Fuudge
Les horribles
- Folivora Records
- 2026
- 36 minutes
Fuudge revient après trois ans sans albums, ce qui est quand même un long laps de temps dans la discographie du groupe qui est hyperactif depuis qu’il a fait les Francouvertes il y a dix ans. On peut dire que pendant la décennie, le groupe mené par David Bujold s’est taillé une réputation d’excellent groupe rock et, avec Les horribles, le groupe confirme qu’il est toujours sur la bonne voie avec des pièces qui s’inscrivent dans la continuité sans non plus avoir l’impression qu’il fait dans la redite.
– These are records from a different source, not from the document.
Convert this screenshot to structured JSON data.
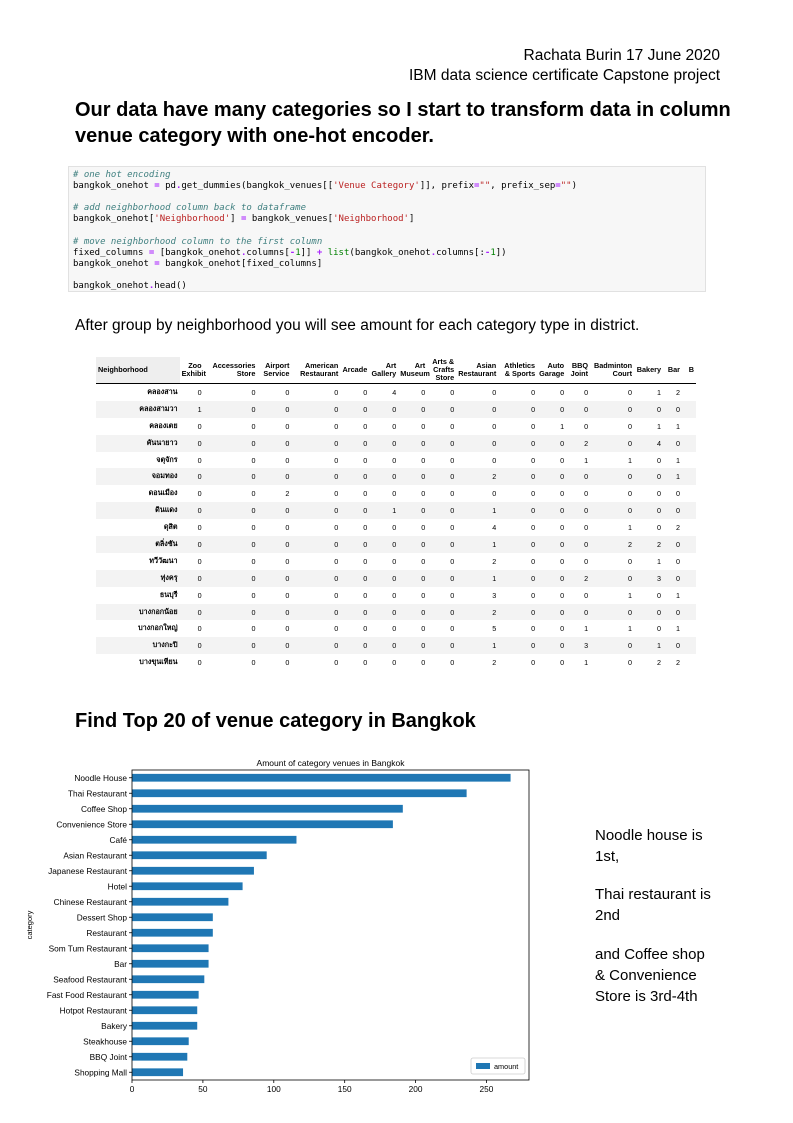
{
  "author": {
    "line1": "Rachata Burin 17 June 2020",
    "line2": "IBM data science certificate Capstone project"
  },
  "heading1": "Our data have many categories so I start to transform data in column venue category with one-hot encoder.",
  "code": {
    "comment1": "# one hot encoding",
    "comment2": "# add neighborhood column back to dataframe",
    "comment3": "# move neighborhood column to the first column"
  },
  "paragraph": "After group by neighborhood  you will see amount  for each category type in district.",
  "table": {
    "columns": [
      "Neighborhood",
      "Zoo Exhibit",
      "Accessories Store",
      "Airport Service",
      "American Restaurant",
      "Arcade",
      "Art Gallery",
      "Art Museum",
      "Arts & Crafts Store",
      "Asian Restaurant",
      "Athletics & Sports",
      "Auto Garage",
      "BBQ Joint",
      "Badminton Court",
      "Bakery",
      "Bar",
      "B"
    ],
    "rows": [
      [
        "คลองสาน",
        "0",
        "0",
        "0",
        "0",
        "0",
        "4",
        "0",
        "0",
        "0",
        "0",
        "0",
        "0",
        "0",
        "1",
        "2"
      ],
      [
        "คลองสามวา",
        "1",
        "0",
        "0",
        "0",
        "0",
        "0",
        "0",
        "0",
        "0",
        "0",
        "0",
        "0",
        "0",
        "0",
        "0"
      ],
      [
        "คลองเตย",
        "0",
        "0",
        "0",
        "0",
        "0",
        "0",
        "0",
        "0",
        "0",
        "0",
        "1",
        "0",
        "0",
        "1",
        "1"
      ],
      [
        "คันนายาว",
        "0",
        "0",
        "0",
        "0",
        "0",
        "0",
        "0",
        "0",
        "0",
        "0",
        "0",
        "2",
        "0",
        "4",
        "0"
      ],
      [
        "จตุจักร",
        "0",
        "0",
        "0",
        "0",
        "0",
        "0",
        "0",
        "0",
        "0",
        "0",
        "0",
        "1",
        "1",
        "0",
        "1"
      ],
      [
        "จอมทอง",
        "0",
        "0",
        "0",
        "0",
        "0",
        "0",
        "0",
        "0",
        "2",
        "0",
        "0",
        "0",
        "0",
        "0",
        "1"
      ],
      [
        "ดอนเมือง",
        "0",
        "0",
        "2",
        "0",
        "0",
        "0",
        "0",
        "0",
        "0",
        "0",
        "0",
        "0",
        "0",
        "0",
        "0"
      ],
      [
        "ดินแดง",
        "0",
        "0",
        "0",
        "0",
        "0",
        "1",
        "0",
        "0",
        "1",
        "0",
        "0",
        "0",
        "0",
        "0",
        "0"
      ],
      [
        "ดุสิต",
        "0",
        "0",
        "0",
        "0",
        "0",
        "0",
        "0",
        "0",
        "4",
        "0",
        "0",
        "0",
        "1",
        "0",
        "2"
      ],
      [
        "ตลิ่งชัน",
        "0",
        "0",
        "0",
        "0",
        "0",
        "0",
        "0",
        "0",
        "1",
        "0",
        "0",
        "0",
        "2",
        "2",
        "0"
      ],
      [
        "ทวีวัฒนา",
        "0",
        "0",
        "0",
        "0",
        "0",
        "0",
        "0",
        "0",
        "2",
        "0",
        "0",
        "0",
        "0",
        "1",
        "0"
      ],
      [
        "ทุ่งครุ",
        "0",
        "0",
        "0",
        "0",
        "0",
        "0",
        "0",
        "0",
        "1",
        "0",
        "0",
        "2",
        "0",
        "3",
        "0"
      ],
      [
        "ธนบุรี",
        "0",
        "0",
        "0",
        "0",
        "0",
        "0",
        "0",
        "0",
        "3",
        "0",
        "0",
        "0",
        "1",
        "0",
        "1"
      ],
      [
        "บางกอกน้อย",
        "0",
        "0",
        "0",
        "0",
        "0",
        "0",
        "0",
        "0",
        "2",
        "0",
        "0",
        "0",
        "0",
        "0",
        "0"
      ],
      [
        "บางกอกใหญ่",
        "0",
        "0",
        "0",
        "0",
        "0",
        "0",
        "0",
        "0",
        "5",
        "0",
        "0",
        "1",
        "1",
        "0",
        "1"
      ],
      [
        "บางกะปิ",
        "0",
        "0",
        "0",
        "0",
        "0",
        "0",
        "0",
        "0",
        "1",
        "0",
        "0",
        "3",
        "0",
        "1",
        "0"
      ],
      [
        "บางขุนเทียน",
        "0",
        "0",
        "0",
        "0",
        "0",
        "0",
        "0",
        "0",
        "2",
        "0",
        "0",
        "1",
        "0",
        "2",
        "2"
      ]
    ]
  },
  "heading2": "Find Top 20 of venue category in Bangkok",
  "chart_data": {
    "type": "bar",
    "orientation": "horizontal",
    "title": "Amount of category venues in Bangkok",
    "xlabel": "",
    "ylabel": "category",
    "categories": [
      "Noodle House",
      "Thai Restaurant",
      "Coffee Shop",
      "Convenience Store",
      "Café",
      "Asian Restaurant",
      "Japanese Restaurant",
      "Hotel",
      "Chinese Restaurant",
      "Dessert Shop",
      "Restaurant",
      "Som Tum Restaurant",
      "Bar",
      "Seafood Restaurant",
      "Fast Food Restaurant",
      "Hotpot Restaurant",
      "Bakery",
      "Steakhouse",
      "BBQ Joint",
      "Shopping Mall"
    ],
    "series": [
      {
        "name": "amount",
        "values": [
          267,
          236,
          191,
          184,
          116,
          95,
          86,
          78,
          68,
          57,
          57,
          54,
          54,
          51,
          47,
          46,
          46,
          40,
          39,
          36
        ]
      }
    ],
    "xlim": [
      0,
      280
    ],
    "xticks": [
      0,
      50,
      100,
      150,
      200,
      250
    ],
    "legend": "lower-right",
    "bar_color": "#1f77b4"
  },
  "notes": {
    "n1": "Noodle  house is 1st,",
    "n2": "Thai  restaurant is 2nd",
    "n3": "and Coffee shop  & Convenience Store  is 3rd-4th"
  }
}
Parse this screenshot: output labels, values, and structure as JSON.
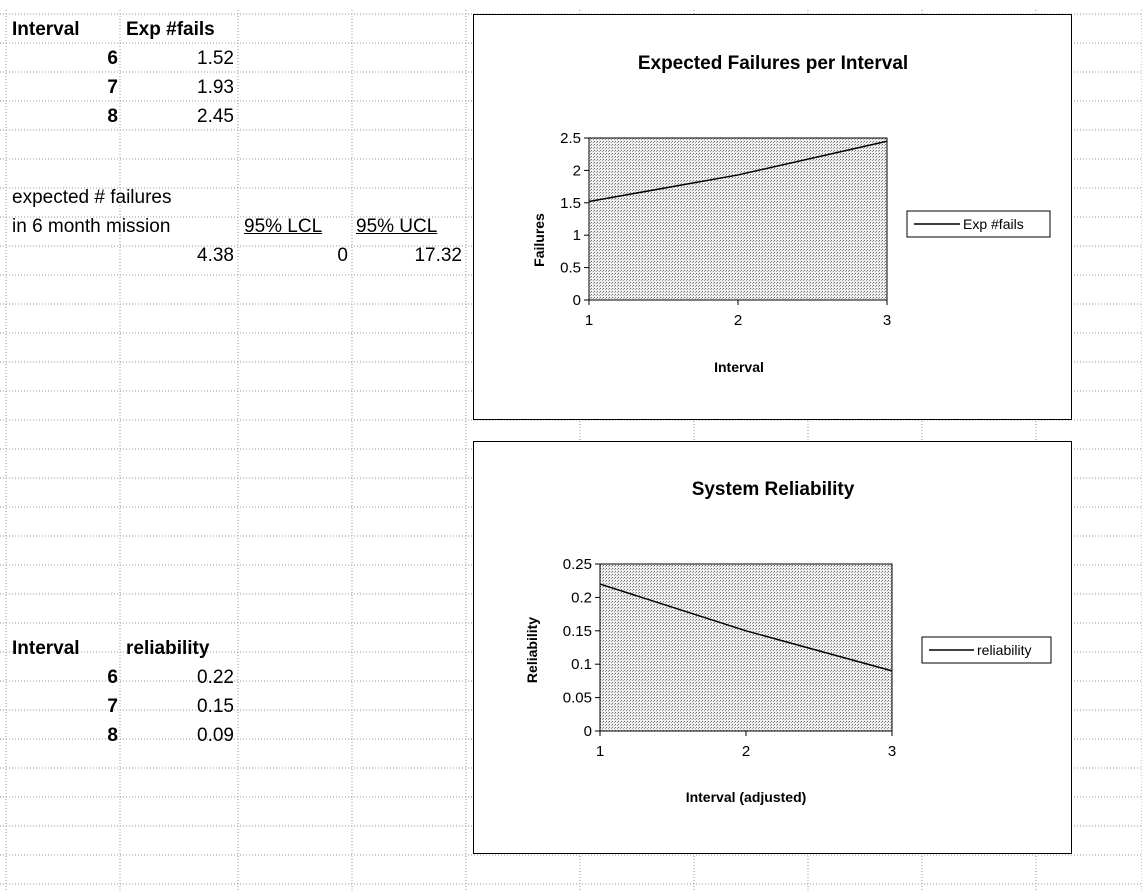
{
  "sheet": {
    "top": {
      "col_interval_header": "Interval",
      "col_exp_header": "Exp #fails",
      "rows": [
        {
          "interval": "6",
          "value": "1.52"
        },
        {
          "interval": "7",
          "value": "1.93"
        },
        {
          "interval": "8",
          "value": "2.45"
        }
      ]
    },
    "mission": {
      "label_line1": "expected # failures",
      "label_line2": "in 6 month mission",
      "lcl_header": "95% LCL",
      "ucl_header": "95% UCL",
      "expected": "4.38",
      "lcl": "0",
      "ucl": "17.32"
    },
    "bottom": {
      "col_interval_header": "Interval",
      "col_rel_header": "reliability",
      "rows": [
        {
          "interval": "6",
          "value": "0.22"
        },
        {
          "interval": "7",
          "value": "0.15"
        },
        {
          "interval": "8",
          "value": "0.09"
        }
      ]
    }
  },
  "chart_data": [
    {
      "type": "line",
      "title": "Expected Failures per Interval",
      "xlabel": "Interval",
      "ylabel": "Failures",
      "x": [
        1,
        2,
        3
      ],
      "series": [
        {
          "name": "Exp #fails",
          "values": [
            1.52,
            1.93,
            2.45
          ]
        }
      ],
      "xlim": [
        1,
        3
      ],
      "ylim": [
        0,
        2.5
      ],
      "yticks": [
        "0",
        "0.5",
        "1",
        "1.5",
        "2",
        "2.5"
      ],
      "xticks": [
        "1",
        "2",
        "3"
      ],
      "legend": "right",
      "plot_fill": "stippled-gray"
    },
    {
      "type": "line",
      "title": "System Reliability",
      "xlabel": "Interval (adjusted)",
      "ylabel": "Reliability",
      "x": [
        1,
        2,
        3
      ],
      "series": [
        {
          "name": "reliability",
          "values": [
            0.22,
            0.15,
            0.09
          ]
        }
      ],
      "xlim": [
        1,
        3
      ],
      "ylim": [
        0,
        0.25
      ],
      "yticks": [
        "0",
        "0.05",
        "0.1",
        "0.15",
        "0.2",
        "0.25"
      ],
      "xticks": [
        "1",
        "2",
        "3"
      ],
      "legend": "right",
      "plot_fill": "stippled-gray"
    }
  ]
}
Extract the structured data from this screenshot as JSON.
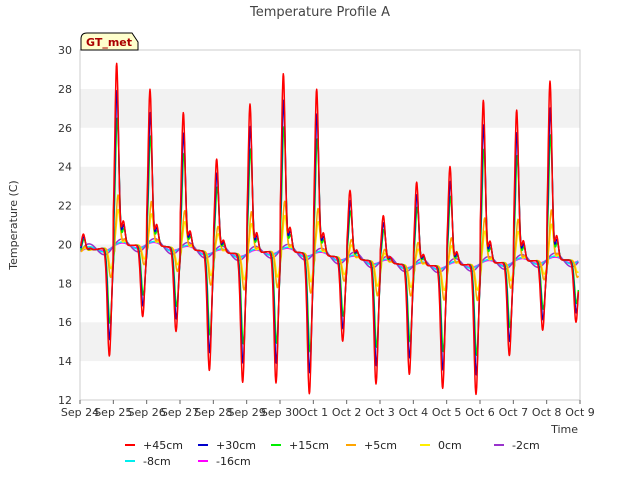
{
  "chart_data": {
    "type": "line",
    "title": "Temperature Profile A",
    "xlabel": "Time",
    "ylabel": "Temperature (C)",
    "ylim": [
      12,
      30
    ],
    "yticks": [
      12,
      14,
      16,
      18,
      20,
      22,
      24,
      26,
      28,
      30
    ],
    "xlim": [
      "2023-09-24",
      "2023-10-09"
    ],
    "xtick_labels": [
      "Sep 24",
      "Sep 25",
      "Sep 26",
      "Sep 27",
      "Sep 28",
      "Sep 29",
      "Sep 30",
      "Oct 1",
      "Oct 2",
      "Oct 3",
      "Oct 4",
      "Oct 5",
      "Oct 6",
      "Oct 7",
      "Oct 8",
      "Oct 9"
    ],
    "grid": "horizontal alternating bands",
    "legend_placement": "bottom",
    "annotation": "GT_met",
    "series": [
      {
        "name": "+45cm",
        "color": "#ff0000",
        "amp": 1.0
      },
      {
        "name": "+30cm",
        "color": "#0000cc",
        "amp": 0.85
      },
      {
        "name": "+15cm",
        "color": "#00ee00",
        "amp": 0.7
      },
      {
        "name": "+5cm",
        "color": "#ffa500",
        "amp": 0.28
      },
      {
        "name": "0cm",
        "color": "#ffee00",
        "amp": 0.2
      },
      {
        "name": "-2cm",
        "color": "#9933cc",
        "amp": 0.07
      },
      {
        "name": "-8cm",
        "color": "#00eeee",
        "amp": 0.04
      },
      {
        "name": "-16cm",
        "color": "#ff00ff",
        "amp": 0.03
      }
    ],
    "daily_cycle": {
      "dates": [
        "Sep 24",
        "Sep 25",
        "Sep 26",
        "Sep 27",
        "Sep 28",
        "Sep 29",
        "Sep 30",
        "Oct 1",
        "Oct 2",
        "Oct 3",
        "Oct 4",
        "Oct 5",
        "Oct 6",
        "Oct 7",
        "Oct 8"
      ],
      "mean": [
        19.6,
        19.9,
        20.0,
        19.8,
        19.6,
        19.5,
        19.7,
        19.5,
        19.3,
        19.1,
        18.9,
        18.9,
        19.0,
        19.1,
        19.2
      ],
      "max_45cm": [
        20.5,
        29.3,
        28.0,
        26.8,
        24.4,
        27.2,
        28.8,
        28.0,
        22.8,
        21.5,
        23.2,
        24.0,
        27.4,
        26.9,
        28.4
      ],
      "min_45cm": [
        14.0,
        16.2,
        15.7,
        13.7,
        13.0,
        12.7,
        12.5,
        15.2,
        13.0,
        13.5,
        12.6,
        12.2,
        14.2,
        15.5,
        16.0
      ]
    }
  }
}
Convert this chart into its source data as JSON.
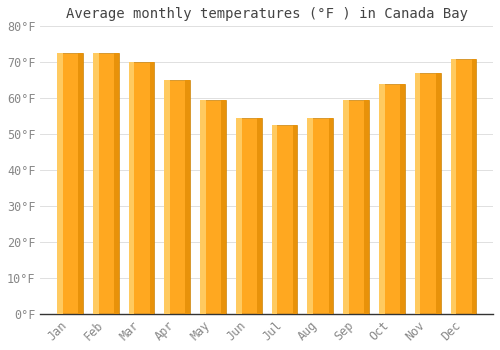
{
  "title": "Average monthly temperatures (°F ) in Canada Bay",
  "months": [
    "Jan",
    "Feb",
    "Mar",
    "Apr",
    "May",
    "Jun",
    "Jul",
    "Aug",
    "Sep",
    "Oct",
    "Nov",
    "Dec"
  ],
  "values": [
    72.5,
    72.5,
    70,
    65,
    59.5,
    54.5,
    52.5,
    54.5,
    59.5,
    64,
    67,
    71
  ],
  "bar_color_main": "#FFA820",
  "bar_color_left": "#FFCA60",
  "bar_color_right": "#E8920A",
  "bar_edge_color": "#C8820A",
  "background_color": "#FFFFFF",
  "plot_bg_color": "#FFFFFF",
  "ylim": [
    0,
    80
  ],
  "yticks": [
    0,
    10,
    20,
    30,
    40,
    50,
    60,
    70,
    80
  ],
  "ytick_labels": [
    "0°F",
    "10°F",
    "20°F",
    "30°F",
    "40°F",
    "50°F",
    "60°F",
    "70°F",
    "80°F"
  ],
  "title_fontsize": 10,
  "tick_fontsize": 8.5,
  "grid_color": "#E0E0E0",
  "font_family": "monospace",
  "tick_color": "#888888"
}
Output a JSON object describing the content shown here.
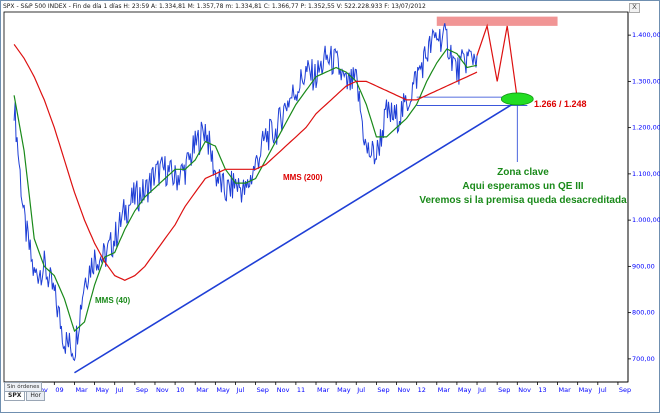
{
  "header": {
    "text": "SPX - S&P 500 INDEX - Fin de día 1 días H: 23:59  A: 1.334,81  M: 1.357,78  m: 1.334,81  C: 1.366,77  P: 1.352,55  V: 522.228.933  F: 13/07/2012",
    "close_label": "X"
  },
  "toolbar": {
    "orders_label": "Sin órdenes"
  },
  "tabs": [
    {
      "label": "SPX",
      "active": true
    },
    {
      "label": "Hor",
      "active": false
    }
  ],
  "chart_data": {
    "type": "line",
    "title": "SPX - S&P 500 INDEX",
    "ylim": [
      650,
      1450
    ],
    "y_ticks": [
      "1.400,00",
      "1.300,00",
      "1.200,00",
      "1.100,00",
      "1.000,00",
      "900,00",
      "800,00",
      "700,00"
    ],
    "y_tick_values": [
      1400,
      1300,
      1200,
      1100,
      1000,
      900,
      800,
      700
    ],
    "x_ticks": [
      "Sep",
      "Nov",
      "09",
      "Mar",
      "May",
      "Jul",
      "Sep",
      "Nov",
      "10",
      "Mar",
      "May",
      "Jul",
      "Sep",
      "Nov",
      "11",
      "Mar",
      "May",
      "Jul",
      "Sep",
      "Nov",
      "12",
      "Mar",
      "May",
      "Jul",
      "Sep",
      "Nov",
      "13",
      "Mar",
      "May",
      "Jul",
      "Sep"
    ],
    "x_tick_dates": [
      "2008-09",
      "2008-11",
      "2009-01",
      "2009-03",
      "2009-05",
      "2009-07",
      "2009-09",
      "2009-11",
      "2010-01",
      "2010-03",
      "2010-05",
      "2010-07",
      "2010-09",
      "2010-11",
      "2011-01",
      "2011-03",
      "2011-05",
      "2011-07",
      "2011-09",
      "2011-11",
      "2012-01",
      "2012-03",
      "2012-05",
      "2012-07",
      "2012-09",
      "2012-11",
      "2013-01",
      "2013-03",
      "2013-05",
      "2013-07",
      "2013-09"
    ],
    "series": [
      {
        "name": "SPX",
        "color": "#1f3fd6",
        "x": [
          "2008-09",
          "2008-10",
          "2008-11",
          "2008-12",
          "2009-01",
          "2009-02",
          "2009-03",
          "2009-04",
          "2009-05",
          "2009-06",
          "2009-07",
          "2009-08",
          "2009-09",
          "2009-10",
          "2009-11",
          "2009-12",
          "2010-01",
          "2010-02",
          "2010-03",
          "2010-04",
          "2010-05",
          "2010-06",
          "2010-07",
          "2010-08",
          "2010-09",
          "2010-10",
          "2010-11",
          "2010-12",
          "2011-01",
          "2011-02",
          "2011-03",
          "2011-04",
          "2011-05",
          "2011-06",
          "2011-07",
          "2011-08",
          "2011-09",
          "2011-10",
          "2011-11",
          "2011-12",
          "2012-01",
          "2012-02",
          "2012-03",
          "2012-04",
          "2012-05",
          "2012-06",
          "2012-07"
        ],
        "values": [
          1250,
          1000,
          880,
          900,
          840,
          740,
          720,
          870,
          920,
          920,
          960,
          1020,
          1050,
          1060,
          1100,
          1110,
          1090,
          1110,
          1160,
          1200,
          1100,
          1060,
          1080,
          1060,
          1120,
          1180,
          1190,
          1250,
          1280,
          1320,
          1310,
          1350,
          1340,
          1290,
          1300,
          1150,
          1140,
          1230,
          1220,
          1250,
          1310,
          1360,
          1400,
          1390,
          1320,
          1350,
          1356
        ]
      },
      {
        "name": "MMS (40)",
        "color": "#1a8a1a",
        "x": [
          "2008-09",
          "2008-10",
          "2008-11",
          "2008-12",
          "2009-01",
          "2009-02",
          "2009-03",
          "2009-04",
          "2009-05",
          "2009-06",
          "2009-07",
          "2009-08",
          "2009-09",
          "2009-10",
          "2009-11",
          "2009-12",
          "2010-01",
          "2010-02",
          "2010-03",
          "2010-04",
          "2010-05",
          "2010-06",
          "2010-07",
          "2010-08",
          "2010-09",
          "2010-10",
          "2010-11",
          "2010-12",
          "2011-01",
          "2011-02",
          "2011-03",
          "2011-04",
          "2011-05",
          "2011-06",
          "2011-07",
          "2011-08",
          "2011-09",
          "2011-10",
          "2011-11",
          "2011-12",
          "2012-01",
          "2012-02",
          "2012-03",
          "2012-04",
          "2012-05",
          "2012-06",
          "2012-07"
        ],
        "values": [
          1270,
          1150,
          960,
          900,
          880,
          830,
          760,
          780,
          860,
          920,
          930,
          980,
          1020,
          1050,
          1070,
          1090,
          1110,
          1110,
          1130,
          1170,
          1160,
          1110,
          1080,
          1080,
          1090,
          1130,
          1170,
          1210,
          1250,
          1280,
          1310,
          1320,
          1330,
          1320,
          1300,
          1250,
          1180,
          1180,
          1200,
          1220,
          1250,
          1300,
          1340,
          1370,
          1360,
          1330,
          1335
        ]
      },
      {
        "name": "MMS (200)",
        "color": "#dd1111",
        "x": [
          "2008-09",
          "2008-10",
          "2008-11",
          "2008-12",
          "2009-01",
          "2009-02",
          "2009-03",
          "2009-04",
          "2009-05",
          "2009-06",
          "2009-07",
          "2009-08",
          "2009-09",
          "2009-10",
          "2009-11",
          "2009-12",
          "2010-01",
          "2010-02",
          "2010-03",
          "2010-04",
          "2010-05",
          "2010-06",
          "2010-07",
          "2010-08",
          "2010-09",
          "2010-10",
          "2010-11",
          "2010-12",
          "2011-01",
          "2011-02",
          "2011-03",
          "2011-04",
          "2011-05",
          "2011-06",
          "2011-07",
          "2011-08",
          "2011-09",
          "2011-10",
          "2011-11",
          "2011-12",
          "2012-01",
          "2012-02",
          "2012-03",
          "2012-04",
          "2012-05",
          "2012-06",
          "2012-07"
        ],
        "values": [
          1380,
          1350,
          1310,
          1260,
          1200,
          1130,
          1060,
          1000,
          950,
          910,
          880,
          870,
          880,
          900,
          930,
          960,
          990,
          1030,
          1060,
          1090,
          1100,
          1110,
          1110,
          1110,
          1110,
          1120,
          1140,
          1160,
          1180,
          1200,
          1230,
          1250,
          1270,
          1290,
          1300,
          1300,
          1290,
          1280,
          1270,
          1260,
          1260,
          1270,
          1280,
          1290,
          1300,
          1310,
          1320
        ]
      }
    ],
    "annotations": {
      "mms40_label": "MMS (40)",
      "mms200_label": "MMS (200)",
      "level_label": "1.266 / 1.248",
      "zone_lines": [
        "Zona clave",
        "Aqui esperamos un QE III",
        "Veremos si la premisa queda desacreditada"
      ],
      "resistance_zone": [
        1420,
        1440
      ],
      "support_level": [
        1248,
        1266
      ],
      "trendline_from": {
        "x": "2009-03",
        "y": 670
      },
      "trendline_to": {
        "x": "2012-11",
        "y": 1257
      }
    }
  }
}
Les horribles, c’est un album qui aborde deux thèmes en filigrane : le changement et la monstruosité, selon David Bujold. C’est assez raccord avec ce qu’on retrouve sur cet album qui mise surtout sur un rock alternatif qui évoque des artistes du genre que l’on connait bien : Ty Segall, Unknow Mortal Orchestra et même un peu de Melvins par-ci, par-là.
Quand on parle de Ty Segall, c’est particulièrement vrai sur L’abomination, la dernière pièce qui est parue avant la sortie de l’album. C’est aussi peut-être la pièce, thématiquement parlant, qui semble le plus près de …Qu’un cauchemar devienne si vrai. C’est une pièce qui mène sur les guitares acoustiques qui sont complétées par des guitares avec du muscle, un peu comme sur Manipulator. Ça se poursuit par la suite sur l’excellente La honte qui offre à Bujold des occasions de se faire aller le gosier alors que la basse de Pierre-Alexandre est groovy à souhait.
Dans les aventures de rock alternatif, il y a la sympathiquement bizarre Le mentor qui est un genre mélange de Fred Fortin et Unknown Mortal Orchestra. Son refrain est léger, mais les couplets, eux, sont pile-poil dans l’Unknow Mortal Orchestra.
Pour les amoureux de rock plus lourd et plus rapide, J’vois noir dans l’clair, qui, dans les paroles, se rapproche des premiers albums de la formation, mais qui rentre au poste avec un gros riff musclé où la batterie se fait aller sur un moyen-temps. Je sais pas c’que j’fais icitte est aussi surprenante avec son sentiment de section rythmique qui déboule les escaliers fort bien exécutés. Sur une note particulièrement intense, V’là les horribles prend un peu la tangente punk.
C’est vraiment un album franchement convaincant pour Fuudge, qui rentre au poste avec de belles influences que le groupe passe au mélangeur avec sa touche unique. Les horribles est un album qui s’inscrit dans la continuité sans se répéter et ça, c’est rare. Du bon rock bien d’ici.